I also live in N Texas. I've had hay custom mowed for me as low as $10 per acre by a neighbor with his tractor & cutter that was retired & just wanted to get out of the house. I've also paid as high as $30 per acre if hay was above average in thickness. I agree with Josh that those hidden obstacles can randomly raise their ugly heads.


----------



## av8tr72 (Oct 11, 2021)

I wasn’t looking to do it full time. I was just wondering if people had large acres of land to hay they hire out some people to help mow it down to go faster. 
Make a little money with my tractor. 

Might not have been the best idea. 


Sent from my iPhone using Tapatalk


----------



## RockmartGA (Jun 29, 2011)

You could put your name out there and see who bites. Maybe do a couple of fields and decide if it is worth your time.


----------



## the farmer 3 (Jul 12, 2021)

there is a retired farmer here that advertises to do bush hogging and rototilling .

I talked to him this summer as he was trimming the rough edges on a field that I cut for neighbors.

he said he gets 85$ an hour and has lots of work


----------



## av8tr72 (Oct 11, 2021)

the farmer 3 said:


> there is a retired farmer here that advertises to do bush hogging and rototilling .
> 
> I talked to him this summer as he was trimming the rough edges on a field that I cut for neighbors.
> 
> he said he gets 85$ an hour and has lots of work


Interesting. Thanks for the info. 
Guess I’ll have to fish around. Didn’t want to sink a lot of money into equipment to just sit around and look pretty. I have a shredder. That’s about it as far as mowers. 


Sent from my iPhone using Tapatalk


----------



## Sterling6.7 (Jul 11, 2017)

If mowing is how you want to spend your time, I would buy a small rotary or flail to make your money off of. Then use the HUGE (not really) pile of cash you earn to buy the disc mower you want. You can brush hog all year round and have the time you need to do your own hay.


----------



## SwingOak (May 19, 2014)

I get more contract work tedding than anything else. Dairy farmers around here usually chop their hay or make wrapped round bales, so it's not worth it for them to have their own tedder. But when they want to make dry large squares they call me to ted.


----------



## the farmer 3 (Jul 12, 2021)

I was visiting another farmer friend of mine and I noticed he had a brand new 3pt rototiller.

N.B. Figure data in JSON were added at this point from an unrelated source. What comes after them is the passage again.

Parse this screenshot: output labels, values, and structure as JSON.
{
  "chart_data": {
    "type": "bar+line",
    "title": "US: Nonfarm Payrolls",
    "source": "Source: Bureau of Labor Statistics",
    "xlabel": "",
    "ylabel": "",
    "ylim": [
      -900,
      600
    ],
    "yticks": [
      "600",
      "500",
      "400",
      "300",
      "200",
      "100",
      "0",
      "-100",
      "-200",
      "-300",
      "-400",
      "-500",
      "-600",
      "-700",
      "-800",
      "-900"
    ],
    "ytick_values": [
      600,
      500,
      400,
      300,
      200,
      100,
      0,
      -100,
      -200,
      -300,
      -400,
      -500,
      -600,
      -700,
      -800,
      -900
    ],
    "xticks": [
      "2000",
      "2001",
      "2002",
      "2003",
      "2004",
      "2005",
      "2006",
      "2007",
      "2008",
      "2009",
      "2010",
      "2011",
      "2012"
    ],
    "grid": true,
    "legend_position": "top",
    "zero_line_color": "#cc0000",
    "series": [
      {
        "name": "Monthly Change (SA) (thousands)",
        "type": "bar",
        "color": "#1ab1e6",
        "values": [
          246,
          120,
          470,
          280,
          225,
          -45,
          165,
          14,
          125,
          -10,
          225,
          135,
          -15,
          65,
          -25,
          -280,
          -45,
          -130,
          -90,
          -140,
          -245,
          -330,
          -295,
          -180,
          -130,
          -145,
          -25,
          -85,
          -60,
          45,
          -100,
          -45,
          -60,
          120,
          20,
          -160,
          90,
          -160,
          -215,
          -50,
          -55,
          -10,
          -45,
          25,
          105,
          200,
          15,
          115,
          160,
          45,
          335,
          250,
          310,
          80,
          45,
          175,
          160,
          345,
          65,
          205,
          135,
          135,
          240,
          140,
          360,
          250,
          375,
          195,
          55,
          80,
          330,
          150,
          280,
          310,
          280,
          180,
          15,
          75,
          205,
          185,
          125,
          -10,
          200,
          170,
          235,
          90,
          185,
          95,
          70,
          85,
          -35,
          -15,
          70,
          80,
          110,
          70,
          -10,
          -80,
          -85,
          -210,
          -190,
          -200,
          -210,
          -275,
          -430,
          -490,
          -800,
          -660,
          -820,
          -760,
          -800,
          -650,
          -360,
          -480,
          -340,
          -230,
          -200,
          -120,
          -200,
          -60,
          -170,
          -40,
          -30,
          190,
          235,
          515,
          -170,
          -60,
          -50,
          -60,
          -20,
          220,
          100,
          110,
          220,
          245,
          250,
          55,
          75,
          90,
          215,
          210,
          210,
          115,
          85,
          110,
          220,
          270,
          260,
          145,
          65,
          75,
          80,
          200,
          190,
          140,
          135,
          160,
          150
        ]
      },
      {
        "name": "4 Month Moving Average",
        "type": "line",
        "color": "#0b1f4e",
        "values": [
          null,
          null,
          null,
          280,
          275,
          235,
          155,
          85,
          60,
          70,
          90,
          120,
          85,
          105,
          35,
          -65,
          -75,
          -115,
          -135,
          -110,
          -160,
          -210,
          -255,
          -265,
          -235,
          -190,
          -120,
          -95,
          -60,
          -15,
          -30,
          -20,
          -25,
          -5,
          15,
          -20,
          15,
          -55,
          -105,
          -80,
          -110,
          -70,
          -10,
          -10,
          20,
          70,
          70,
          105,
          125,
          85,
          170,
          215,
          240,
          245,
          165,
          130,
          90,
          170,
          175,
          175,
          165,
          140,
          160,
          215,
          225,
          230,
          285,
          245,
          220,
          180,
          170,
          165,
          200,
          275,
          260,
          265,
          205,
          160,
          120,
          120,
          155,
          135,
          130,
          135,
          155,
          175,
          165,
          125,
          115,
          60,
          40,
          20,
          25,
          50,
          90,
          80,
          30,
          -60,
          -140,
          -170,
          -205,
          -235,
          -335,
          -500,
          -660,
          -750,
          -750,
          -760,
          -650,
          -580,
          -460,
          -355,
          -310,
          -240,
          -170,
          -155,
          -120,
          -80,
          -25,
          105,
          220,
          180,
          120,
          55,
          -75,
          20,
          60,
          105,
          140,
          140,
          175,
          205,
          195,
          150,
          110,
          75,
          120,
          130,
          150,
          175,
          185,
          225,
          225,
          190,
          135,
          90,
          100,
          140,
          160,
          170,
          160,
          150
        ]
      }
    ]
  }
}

he said he did 3 jobs putting in food plots for deer hunters and paid for the tiller .


----------



## av8tr72 (Oct 11, 2021)

Perhaps that’s the better route. I have a shredder, start there. Might be more opportunities for that than cutting hay. When I make that pile of money, . I can invest in something for hay if that opportunity arises. 


Sent from my iPhone using Tapatalk


----------



## Hawkins2015 (7 mo ago)

My $0.02, if someone is wanting hay mowed, they are also looking for someone to ted/rake/bale it too. And would prefer to get the same person.

The only way I could see that operation working is if you could get in with someone who already has an operation going and wants to make mowing go faster, which you've already stated. 

Could work, just need to find the person.


----------



## av8tr72 (Oct 11, 2021)

Hawkins2015 said:


> My $0.02, if someone is wanting hay mowed, they are also looking for someone to ted/rake/bale it too. And would prefer to get the same person.
> 
> The only way I could see that operation working is if you could get in with someone who already has an operation going and wants to make mowing go faster, which you've already stated.
> 
> Could work, just need to find the person.


Yeah. That’s what I was wondering about. People cutting larger acres looking for help getting it cut faster. Guess it’s not too common. 


Sent from my iPhone using Tapatalk


----------



## calico190xt (9 mo ago)

My son did pretty well custom round baling only for a few years. Lots of guys can buy a mower and a rake, but the round baler is a much bigger expense. You do need a bigger tractor for most round balers. 

You might consider that as a first step but I would talk to some potential customers about the reality. Possible that people in your neck of the woods do all of it themselves or need the mowing and the raking done as well.


----------